Un enjeu strictement politique ne serait-il pas également de mise?
La Fédération de l’immobilier est en effet très politisée. Ce caractère pèse également sur l’échiquier du secteur. Force est de constater qu’en quelques mois d’exercice, l’actuel gouvernement a réussi à mettre une stratégie que l’ancien gouvernement n’avait pas exécutée en cinq années. Un constat qui dérange plus d’un. Nous sommes dans une phase où seul le secteur de l’immobilier peut constituer une base solide au développement économique et social/ Il ne faut pas omettre que même les secteurs où le Maroc dispose de plus d’atouts sont proie en à plus d’un facteur externe qui pénalise son fonctionnement. L’agriculture dépend de la pluviométrie, le tourisme de la conjoncture nationale et internationale. Et on ne dispose toujours pas d’atouts concurrentiels en TIC vis-à-vis de l’Asie. Ces paramètres pris en considération, il est facile de conclure que l’immobilier constitue une véritable opportunité d’affaires, basée sur une expérience d’une vingtaine d’années, et qui répond à un besoin national.
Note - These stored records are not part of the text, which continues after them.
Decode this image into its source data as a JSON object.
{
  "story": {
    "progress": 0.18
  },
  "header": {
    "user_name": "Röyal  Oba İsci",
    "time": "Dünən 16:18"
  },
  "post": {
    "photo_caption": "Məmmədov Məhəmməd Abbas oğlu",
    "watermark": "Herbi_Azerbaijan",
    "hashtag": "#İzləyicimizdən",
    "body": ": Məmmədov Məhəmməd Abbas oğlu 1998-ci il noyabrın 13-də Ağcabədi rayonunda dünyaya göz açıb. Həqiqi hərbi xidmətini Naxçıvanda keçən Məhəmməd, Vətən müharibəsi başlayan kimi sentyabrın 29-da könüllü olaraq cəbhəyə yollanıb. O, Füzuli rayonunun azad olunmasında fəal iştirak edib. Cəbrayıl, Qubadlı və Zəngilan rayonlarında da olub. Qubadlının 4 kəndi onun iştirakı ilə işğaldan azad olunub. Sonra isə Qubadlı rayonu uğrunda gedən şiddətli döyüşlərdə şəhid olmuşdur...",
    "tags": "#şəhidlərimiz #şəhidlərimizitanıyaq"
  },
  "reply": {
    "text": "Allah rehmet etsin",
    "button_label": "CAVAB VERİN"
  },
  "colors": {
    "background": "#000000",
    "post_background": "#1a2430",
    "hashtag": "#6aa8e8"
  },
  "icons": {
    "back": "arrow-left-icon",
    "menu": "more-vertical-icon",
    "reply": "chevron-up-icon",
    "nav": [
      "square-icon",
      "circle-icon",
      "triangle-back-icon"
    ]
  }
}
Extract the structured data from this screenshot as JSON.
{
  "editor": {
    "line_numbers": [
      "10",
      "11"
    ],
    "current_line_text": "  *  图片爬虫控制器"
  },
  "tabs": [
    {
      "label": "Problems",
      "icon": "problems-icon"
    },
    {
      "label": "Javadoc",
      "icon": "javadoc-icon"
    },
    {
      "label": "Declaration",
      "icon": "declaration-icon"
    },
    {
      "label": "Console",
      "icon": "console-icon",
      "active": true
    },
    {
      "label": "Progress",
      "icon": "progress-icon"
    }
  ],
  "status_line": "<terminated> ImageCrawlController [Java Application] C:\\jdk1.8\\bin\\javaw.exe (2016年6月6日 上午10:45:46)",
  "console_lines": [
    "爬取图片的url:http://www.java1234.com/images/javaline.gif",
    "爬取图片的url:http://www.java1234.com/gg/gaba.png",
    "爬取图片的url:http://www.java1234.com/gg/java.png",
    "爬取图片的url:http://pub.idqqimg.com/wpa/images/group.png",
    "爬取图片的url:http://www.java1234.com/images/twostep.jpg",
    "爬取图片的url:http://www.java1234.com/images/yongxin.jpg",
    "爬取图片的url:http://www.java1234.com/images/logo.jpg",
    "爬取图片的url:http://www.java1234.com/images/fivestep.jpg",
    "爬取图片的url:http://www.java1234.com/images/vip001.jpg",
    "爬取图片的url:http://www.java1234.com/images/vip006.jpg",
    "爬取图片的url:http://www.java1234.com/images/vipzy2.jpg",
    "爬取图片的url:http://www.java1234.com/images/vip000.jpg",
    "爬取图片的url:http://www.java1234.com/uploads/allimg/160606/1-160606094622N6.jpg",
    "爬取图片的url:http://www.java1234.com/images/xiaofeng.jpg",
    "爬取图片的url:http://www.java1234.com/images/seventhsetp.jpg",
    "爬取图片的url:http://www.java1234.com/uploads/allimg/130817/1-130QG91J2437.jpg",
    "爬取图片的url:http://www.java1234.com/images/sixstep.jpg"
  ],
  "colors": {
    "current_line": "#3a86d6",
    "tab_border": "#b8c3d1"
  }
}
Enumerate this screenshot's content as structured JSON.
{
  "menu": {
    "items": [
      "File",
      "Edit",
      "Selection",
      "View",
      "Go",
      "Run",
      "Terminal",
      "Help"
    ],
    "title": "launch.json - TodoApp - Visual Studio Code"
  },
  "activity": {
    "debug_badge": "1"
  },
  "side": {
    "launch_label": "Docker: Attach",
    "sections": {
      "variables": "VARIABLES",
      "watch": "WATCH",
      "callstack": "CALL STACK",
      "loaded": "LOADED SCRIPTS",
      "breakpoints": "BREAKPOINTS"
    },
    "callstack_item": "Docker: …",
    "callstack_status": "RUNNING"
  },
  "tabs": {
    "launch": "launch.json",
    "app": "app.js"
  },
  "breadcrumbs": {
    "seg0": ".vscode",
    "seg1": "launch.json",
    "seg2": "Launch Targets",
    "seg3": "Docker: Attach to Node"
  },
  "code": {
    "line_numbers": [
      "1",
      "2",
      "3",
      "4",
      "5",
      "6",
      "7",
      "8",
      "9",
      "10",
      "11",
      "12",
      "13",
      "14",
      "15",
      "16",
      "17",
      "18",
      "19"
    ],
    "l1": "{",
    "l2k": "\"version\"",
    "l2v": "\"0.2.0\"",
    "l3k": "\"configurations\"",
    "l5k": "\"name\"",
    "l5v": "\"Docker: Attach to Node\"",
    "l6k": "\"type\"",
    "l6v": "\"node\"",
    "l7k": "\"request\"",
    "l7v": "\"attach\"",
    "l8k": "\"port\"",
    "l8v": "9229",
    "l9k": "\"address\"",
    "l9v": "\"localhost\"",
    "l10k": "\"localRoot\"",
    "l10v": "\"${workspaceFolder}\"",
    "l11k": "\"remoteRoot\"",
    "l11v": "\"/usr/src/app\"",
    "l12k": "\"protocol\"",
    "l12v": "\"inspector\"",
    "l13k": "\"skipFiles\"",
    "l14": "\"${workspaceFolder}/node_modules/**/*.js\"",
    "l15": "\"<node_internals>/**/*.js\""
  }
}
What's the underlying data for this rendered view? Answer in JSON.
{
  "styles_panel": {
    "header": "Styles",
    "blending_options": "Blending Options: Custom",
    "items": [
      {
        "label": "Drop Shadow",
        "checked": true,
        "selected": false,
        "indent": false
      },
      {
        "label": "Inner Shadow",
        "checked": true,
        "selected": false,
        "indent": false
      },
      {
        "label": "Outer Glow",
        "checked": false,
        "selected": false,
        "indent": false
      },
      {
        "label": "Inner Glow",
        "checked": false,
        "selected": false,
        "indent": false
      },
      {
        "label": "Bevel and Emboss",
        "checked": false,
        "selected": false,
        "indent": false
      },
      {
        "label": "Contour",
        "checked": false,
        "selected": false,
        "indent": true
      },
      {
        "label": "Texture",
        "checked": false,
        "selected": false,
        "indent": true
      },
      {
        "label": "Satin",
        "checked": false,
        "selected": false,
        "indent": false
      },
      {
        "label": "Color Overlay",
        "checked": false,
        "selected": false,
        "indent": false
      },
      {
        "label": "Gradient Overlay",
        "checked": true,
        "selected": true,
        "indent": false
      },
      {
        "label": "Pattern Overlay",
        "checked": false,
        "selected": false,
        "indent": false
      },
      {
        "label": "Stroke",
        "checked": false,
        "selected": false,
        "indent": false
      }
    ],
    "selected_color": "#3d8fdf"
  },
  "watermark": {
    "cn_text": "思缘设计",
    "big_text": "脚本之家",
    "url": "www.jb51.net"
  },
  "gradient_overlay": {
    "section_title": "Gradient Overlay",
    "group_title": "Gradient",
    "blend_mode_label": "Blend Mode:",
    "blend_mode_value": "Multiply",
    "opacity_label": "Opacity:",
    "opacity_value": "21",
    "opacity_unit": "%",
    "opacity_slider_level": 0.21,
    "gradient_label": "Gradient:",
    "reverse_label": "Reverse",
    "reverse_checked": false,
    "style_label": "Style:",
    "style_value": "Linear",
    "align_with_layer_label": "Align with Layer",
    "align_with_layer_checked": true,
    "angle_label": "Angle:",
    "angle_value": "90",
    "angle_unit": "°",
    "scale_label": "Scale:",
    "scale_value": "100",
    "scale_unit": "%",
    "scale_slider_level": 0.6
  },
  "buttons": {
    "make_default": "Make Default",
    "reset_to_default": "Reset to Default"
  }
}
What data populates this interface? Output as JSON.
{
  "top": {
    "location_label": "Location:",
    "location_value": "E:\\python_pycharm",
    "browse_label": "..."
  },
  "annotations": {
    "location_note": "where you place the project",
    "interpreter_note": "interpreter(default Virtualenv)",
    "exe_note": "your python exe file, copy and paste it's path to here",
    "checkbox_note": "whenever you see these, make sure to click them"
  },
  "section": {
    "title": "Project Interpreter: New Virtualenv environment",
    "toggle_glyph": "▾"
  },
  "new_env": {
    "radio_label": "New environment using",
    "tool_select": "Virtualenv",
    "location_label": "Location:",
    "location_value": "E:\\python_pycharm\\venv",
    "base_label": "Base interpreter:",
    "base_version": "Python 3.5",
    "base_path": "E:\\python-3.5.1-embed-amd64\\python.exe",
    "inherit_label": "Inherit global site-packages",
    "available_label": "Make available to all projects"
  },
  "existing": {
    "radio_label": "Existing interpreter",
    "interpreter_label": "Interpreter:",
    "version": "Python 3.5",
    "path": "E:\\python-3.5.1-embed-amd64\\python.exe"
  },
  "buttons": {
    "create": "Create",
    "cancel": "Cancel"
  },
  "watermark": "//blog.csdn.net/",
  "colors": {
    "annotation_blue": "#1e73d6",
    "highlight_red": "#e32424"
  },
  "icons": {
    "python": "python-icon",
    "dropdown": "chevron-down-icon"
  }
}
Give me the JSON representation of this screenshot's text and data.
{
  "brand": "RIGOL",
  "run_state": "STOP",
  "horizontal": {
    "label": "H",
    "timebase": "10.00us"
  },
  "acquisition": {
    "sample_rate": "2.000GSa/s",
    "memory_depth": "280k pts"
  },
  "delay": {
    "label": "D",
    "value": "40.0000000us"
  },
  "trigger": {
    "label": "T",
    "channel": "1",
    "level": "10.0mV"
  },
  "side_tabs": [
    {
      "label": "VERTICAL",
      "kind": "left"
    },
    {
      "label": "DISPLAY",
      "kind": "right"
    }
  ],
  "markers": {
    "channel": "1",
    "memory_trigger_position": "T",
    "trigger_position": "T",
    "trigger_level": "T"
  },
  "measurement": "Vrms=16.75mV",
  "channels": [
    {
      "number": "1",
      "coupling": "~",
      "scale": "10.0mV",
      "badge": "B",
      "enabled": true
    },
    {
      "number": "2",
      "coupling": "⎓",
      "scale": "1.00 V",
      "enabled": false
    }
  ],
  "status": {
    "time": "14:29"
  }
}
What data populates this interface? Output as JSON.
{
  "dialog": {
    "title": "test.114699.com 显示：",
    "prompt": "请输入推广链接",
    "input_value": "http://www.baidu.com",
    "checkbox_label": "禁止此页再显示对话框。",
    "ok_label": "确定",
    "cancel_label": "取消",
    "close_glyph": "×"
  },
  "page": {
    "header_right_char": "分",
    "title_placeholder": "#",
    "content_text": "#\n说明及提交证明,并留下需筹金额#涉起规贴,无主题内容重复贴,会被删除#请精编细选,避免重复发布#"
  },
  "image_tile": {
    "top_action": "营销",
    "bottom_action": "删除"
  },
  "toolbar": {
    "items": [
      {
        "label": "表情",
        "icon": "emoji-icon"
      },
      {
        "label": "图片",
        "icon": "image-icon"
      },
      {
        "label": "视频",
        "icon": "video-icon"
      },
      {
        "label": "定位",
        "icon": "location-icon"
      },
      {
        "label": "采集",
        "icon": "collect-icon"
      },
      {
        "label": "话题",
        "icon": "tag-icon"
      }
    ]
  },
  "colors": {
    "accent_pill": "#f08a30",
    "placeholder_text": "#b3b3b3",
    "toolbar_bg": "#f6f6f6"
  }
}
Qu’en est-il de votre volonté d’externaliser la Fédération de l’immobilier en adoptant de nouveaux statuts, ce qui, aux yeux de vos détracteurs, n’est ni plus ni moins qu’une manoeuvre politicienne ?
Il faudra d’abord préciser que la volonté d’externaliser la Fédération n’émane pas de ma seule personne mais de tous ses membres. Elle consiste à doter la Fédération d’une autonomie financière et d’un siège. Il s’agit d’une révolution sur laquelle nous étions tous d’accord et qui a fait l’objet d’un courrier, signé par moi-même, mais aussi par certains de ceux-là même qui en critiquent le fondement. Le courrier dont je dispose d’une copie a été envoyé à M. Chami, reçu et accepté. Le président de la CGEM nous avait alors présentés la procédure à suivre afin de permettre la révision des statuts de la Fédération. Tout cela a été effectué en 2002, c’est-à-dire bien avant les élections. La vraie raison se limite à garantir une meilleure gestion de la fédération. Pour le moment, aucune décision ne peut être prise en dehors de la CGEM. On ne peut pas non plus ouvrir notre propre compte. Ceci, sachant que la Fédération de l’immobilier, qui compte quelque 17 associations professionnelles, a atteint un degré de maturité tel qu’elle ne peut plus dépendre de la disponibilité, ou non, de la CGEM. D’autant qu’il existe des positions au sein de la Fédération sur lesquelles la CGEM ne peut pas, ou ne veut pas s’exprimer. L’enjeu de l’externalisation des statuts de la Fédération n’est autre que de lui permettre de continuer.